Using Amazon S3 will result in additional latency compared to local storage. You’ll have to go through the internet every time to retrieve and use them. This latency can increase even more with geographical location distance. Even if your server is running on Amazon EC2, you will experience higher latency compared to physically attached local storage.

Some companies simply do not feel comfortable storing sensitive data outside their organization. Whatever the reasoning, the primary alternative is to use local storage.

Local storage – close to home

Storing your objects locally gives you two major advantages that counter the shortcomings of Amazon S3 mentioned above. You’ll get unparalleled low latency if you hook directly into your local storage infrastructure. Also, your privacy is yours to manage, so you can customize it to meet all your demands and requirements.

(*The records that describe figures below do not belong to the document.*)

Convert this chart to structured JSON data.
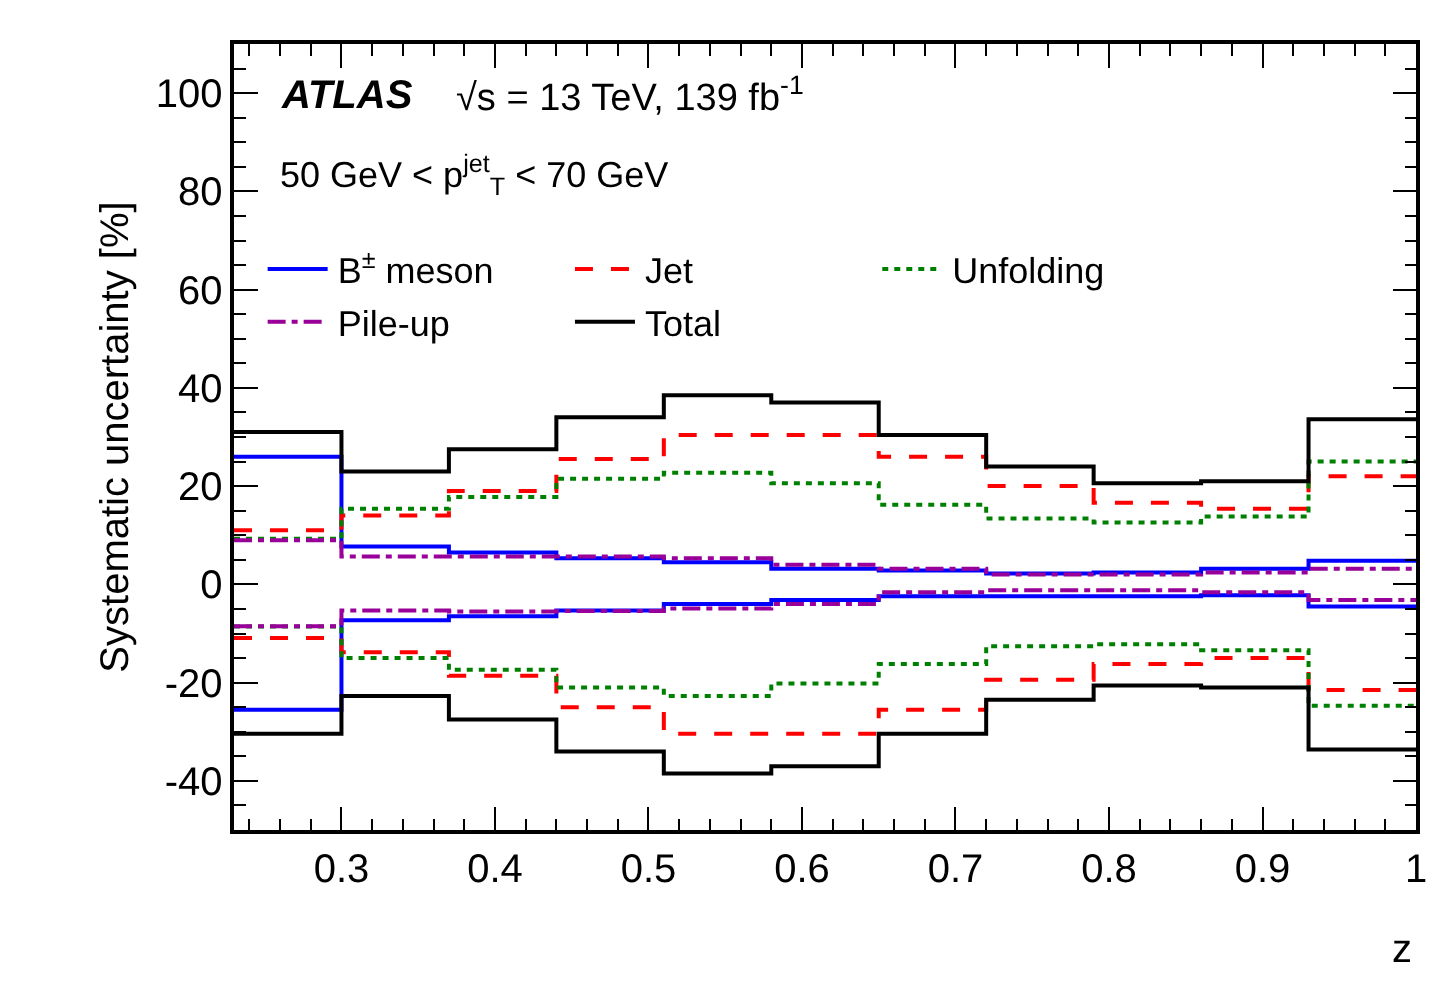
{
  "chart_data": {
    "type": "histogram",
    "xlabel": "z",
    "ylabel": "Systematic uncertainty [%]",
    "annotations": [
      "ATLAS",
      "√s = 13 TeV, 139 fb$^{-1}$",
      "50 GeV < p$^{jet}$$_{T}$ < 70 GeV"
    ],
    "bins": [
      0.23,
      0.3,
      0.37,
      0.44,
      0.51,
      0.58,
      0.65,
      0.72,
      0.79,
      0.86,
      0.93,
      1.0
    ],
    "series": [
      {
        "name": "B$^{±}$ meson",
        "color": "#0000ff",
        "line_style": "solid",
        "values": [
          26,
          7.7,
          6.5,
          5.3,
          4.5,
          3.2,
          2.8,
          2.2,
          2.4,
          3.2,
          4.8
        ]
      },
      {
        "name": "Jet",
        "color": "#ff0000",
        "line_style": "dashed",
        "values": [
          11,
          14,
          19,
          25.5,
          30.4,
          30.4,
          26,
          20,
          16.6,
          15.4,
          22
        ]
      },
      {
        "name": "Unfolding",
        "color": "#008000",
        "line_style": "dotted",
        "values": [
          9.3,
          15.4,
          17.8,
          21.5,
          22.7,
          20.6,
          16.2,
          13.4,
          12.6,
          13.8,
          25
        ]
      },
      {
        "name": "Pile-up",
        "color": "#990099",
        "line_style": "dashdot",
        "values": [
          9,
          5.7,
          5.7,
          5.7,
          5.3,
          4,
          3.2,
          2,
          2,
          2.4,
          3.2
        ]
      },
      {
        "name": "Total",
        "color": "#000000",
        "line_style": "solid",
        "values": [
          31,
          23,
          27.5,
          34,
          38.5,
          37,
          30.4,
          24,
          20.6,
          21,
          33.6
        ]
      },
      {
        "color": "#0000ff",
        "line_style": "solid",
        "values": [
          -25.5,
          -7.3,
          -6.5,
          -5.3,
          -4,
          -3.2,
          -2.4,
          -2.4,
          -2.4,
          -2.2,
          -4.5
        ]
      },
      {
        "color": "#ff0000",
        "line_style": "dashed",
        "values": [
          -10.9,
          -13.8,
          -18.6,
          -25,
          -30.4,
          -30.4,
          -25.5,
          -19.4,
          -16.2,
          -15,
          -21.5
        ]
      },
      {
        "color": "#008000",
        "line_style": "dotted",
        "values": [
          -8.6,
          -15,
          -17.4,
          -21,
          -22.7,
          -20.2,
          -16.2,
          -12.6,
          -12.2,
          -13.4,
          -24.7
        ]
      },
      {
        "color": "#990099",
        "line_style": "dashdot",
        "values": [
          -8.5,
          -5.3,
          -5.5,
          -5.4,
          -4.9,
          -4,
          -1.6,
          -1.2,
          -1.2,
          -1.6,
          -3.2
        ]
      },
      {
        "color": "#000000",
        "line_style": "solid",
        "values": [
          -30.4,
          -22.7,
          -27.5,
          -34,
          -38.5,
          -37,
          -30.4,
          -23.5,
          -20.6,
          -21,
          -33.6
        ]
      }
    ],
    "xlim": [
      0.23,
      1.0
    ],
    "ylim": [
      -50,
      110
    ],
    "xticks": [
      0.3,
      0.4,
      0.5,
      0.6,
      0.7,
      0.8,
      0.9,
      1
    ],
    "yticks": [
      -40,
      -20,
      0,
      20,
      40,
      60,
      80,
      100
    ],
    "legend": "top left"
  }
}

Keep in mind that this comes with quite a few costs, of which the greatest is time. You’ll have to deal with all of this directly and there’s no other option. Additionally, local storage does bring a few other downsides with it:

  • Server processing load and size – In some cases, you can’t really anticipate the server load and storage size. Unfortunately, local storage will force you to “guess” this. If your guess is off, you risk running out of capacity at the worst possible time.
  • Accessibility – If your local storage works, everything is great. However, if it fails or experiences downtime, the cause is likely going to be more serious. Resolving this takes precious time.
  • Backup – Organizing backups is not a big deal in and of itself, but you’ll definitely require storage capacity for backup images. More costs, more work.

The verdict – Amazon S3 or local storage?

The Amazon S3 versus local storage debate will continue for the next couple of years. In the end, the needs of your organization will likely dictate which option you’ll choose. Undeniably, business processes and consumer trends are favoring the cloud, and Amazon S3 is the leading choice. So, if you’re just getting started, or you’re expecting to grow rapidly, Amazon S3 would still be your best bet.